In August 2016 I met my fellow photographers in Kodiak where we boarded a float plane that took us across the channel to Katmai National Park. The plane landed on the water of a secluded bay. We were then taken by zodiac to our home for the next five days, a crab boat from the fleet made famous by the Deadliest Catch television show. Each day we were outfitted in chest waders and rubber boots and our guide led us by zodiac to
experience the wonders of the Katmai Coast. Carrying 50 pounds of photography gear on our backs was also part of the experience!
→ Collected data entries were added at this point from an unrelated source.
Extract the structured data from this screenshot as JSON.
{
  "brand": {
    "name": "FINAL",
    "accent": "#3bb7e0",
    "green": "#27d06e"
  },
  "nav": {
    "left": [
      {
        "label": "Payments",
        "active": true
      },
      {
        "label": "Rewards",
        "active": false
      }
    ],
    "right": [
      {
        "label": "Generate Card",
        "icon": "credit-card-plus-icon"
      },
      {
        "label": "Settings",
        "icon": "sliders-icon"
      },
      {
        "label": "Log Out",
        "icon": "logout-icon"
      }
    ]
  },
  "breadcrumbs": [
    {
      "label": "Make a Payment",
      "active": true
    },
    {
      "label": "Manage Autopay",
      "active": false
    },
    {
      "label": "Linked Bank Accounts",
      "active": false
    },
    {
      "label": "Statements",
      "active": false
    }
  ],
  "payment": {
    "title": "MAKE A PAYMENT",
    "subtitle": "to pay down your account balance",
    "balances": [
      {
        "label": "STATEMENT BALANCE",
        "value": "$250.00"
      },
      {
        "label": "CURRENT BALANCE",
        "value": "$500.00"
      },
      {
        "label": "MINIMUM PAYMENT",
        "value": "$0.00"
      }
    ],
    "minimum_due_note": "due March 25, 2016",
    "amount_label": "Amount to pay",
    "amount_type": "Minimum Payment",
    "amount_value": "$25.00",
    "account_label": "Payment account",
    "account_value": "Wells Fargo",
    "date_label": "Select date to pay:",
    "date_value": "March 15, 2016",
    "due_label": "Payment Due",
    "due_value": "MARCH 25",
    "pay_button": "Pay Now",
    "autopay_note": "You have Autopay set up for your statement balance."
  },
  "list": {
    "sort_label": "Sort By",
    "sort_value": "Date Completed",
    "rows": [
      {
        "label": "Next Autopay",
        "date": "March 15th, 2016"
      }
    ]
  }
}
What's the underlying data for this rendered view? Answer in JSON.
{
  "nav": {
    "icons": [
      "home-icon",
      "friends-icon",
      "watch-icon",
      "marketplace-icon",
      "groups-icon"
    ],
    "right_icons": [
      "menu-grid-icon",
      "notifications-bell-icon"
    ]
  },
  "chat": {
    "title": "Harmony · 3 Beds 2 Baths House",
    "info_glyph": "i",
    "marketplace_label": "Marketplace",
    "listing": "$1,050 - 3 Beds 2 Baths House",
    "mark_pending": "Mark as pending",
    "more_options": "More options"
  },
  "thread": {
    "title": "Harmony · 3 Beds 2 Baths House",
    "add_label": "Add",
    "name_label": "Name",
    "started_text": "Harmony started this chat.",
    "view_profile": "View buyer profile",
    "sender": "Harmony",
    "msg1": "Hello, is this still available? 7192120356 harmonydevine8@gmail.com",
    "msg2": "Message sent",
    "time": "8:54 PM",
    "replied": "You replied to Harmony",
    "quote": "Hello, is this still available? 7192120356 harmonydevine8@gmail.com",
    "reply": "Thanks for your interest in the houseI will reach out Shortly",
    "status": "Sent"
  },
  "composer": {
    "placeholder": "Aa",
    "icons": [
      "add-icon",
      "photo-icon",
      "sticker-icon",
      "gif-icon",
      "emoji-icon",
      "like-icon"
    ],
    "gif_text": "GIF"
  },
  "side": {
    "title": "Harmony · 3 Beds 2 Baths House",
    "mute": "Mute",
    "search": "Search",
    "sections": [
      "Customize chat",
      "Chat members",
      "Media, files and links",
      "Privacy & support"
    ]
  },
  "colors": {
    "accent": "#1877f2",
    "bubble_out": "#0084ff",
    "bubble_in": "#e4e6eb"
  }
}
I was surprised by how little the bears paid attention to us, as if we were completely invisible to them. Having lived all of their lives in a sanctuary, the bears had no fear of man. If a bear got too close we were told to kneel and bow to the bear and it would permit us to stay. Submission to the ruling monarchy is apparently the key to survival in the Kingdom of the Bears. It was evident that the bears were locked in a life and death struggle to get enough salmon for the coming winter season. We spent most of our time in a sanctuary of mother bears and cubs and we were thrilled to watch the playful antics of the little ones, each with distinct personalities. A heart-stopping moment occurred when two adult bears battled one another over territory in a salmon feeding area that was very close to our group.
As I left the Katmai Coast I realized that what the bears need the most is to be left alone to live their lives without the encroachment of man. Such a precious ecosystem deserves our respect and requires our absence.